CONCERNE : LA "LIBRE BELGIQUE" du 1er septembre 2004, page 4 "Les chiffres qui accusent"
Il est toujours désagréable d'entendre parler de "relégation vers des filières de piètre réputation".
Est-ce parce qu'elles préparent à des métiers mal aimés ou méprisés ou parce qu'elles sont mal fréquentées ?
Dans les premières hypothèses, force nous est de rappeler que les métiers utiles à la communauté doivent tous être mis en valeur, qu'il n'existe pas de sots métiers mais uniquement de sottes gens.
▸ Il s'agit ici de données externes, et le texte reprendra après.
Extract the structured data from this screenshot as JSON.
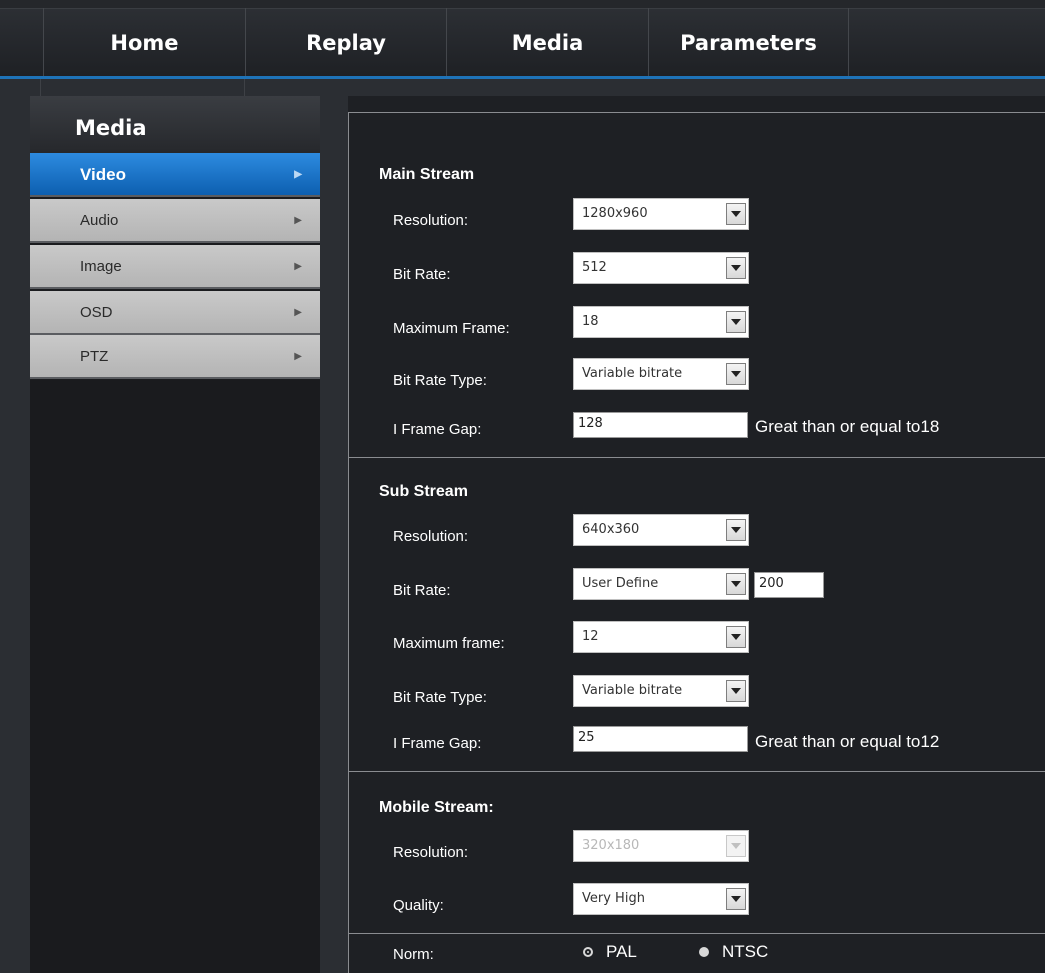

Dans la troisième hypothèse, il faut admettre que nos gouvernements successifs ne font pas assez pour rendre certaines écoles attractives et bien fréquentées et pour écarter les éléments qui rendent certaines écoles infréquentables et/ou inutiles. L'obligation scolaire jusqu'à 18 ans pour des élèves qui ne supportent déjà plus l'école à l'âge de 13 ans est une stupidité. Il faut permettre de mettre ces jeunes au travail plus tôt ou de les occuper par des sports ou des travaux d'intérêt général.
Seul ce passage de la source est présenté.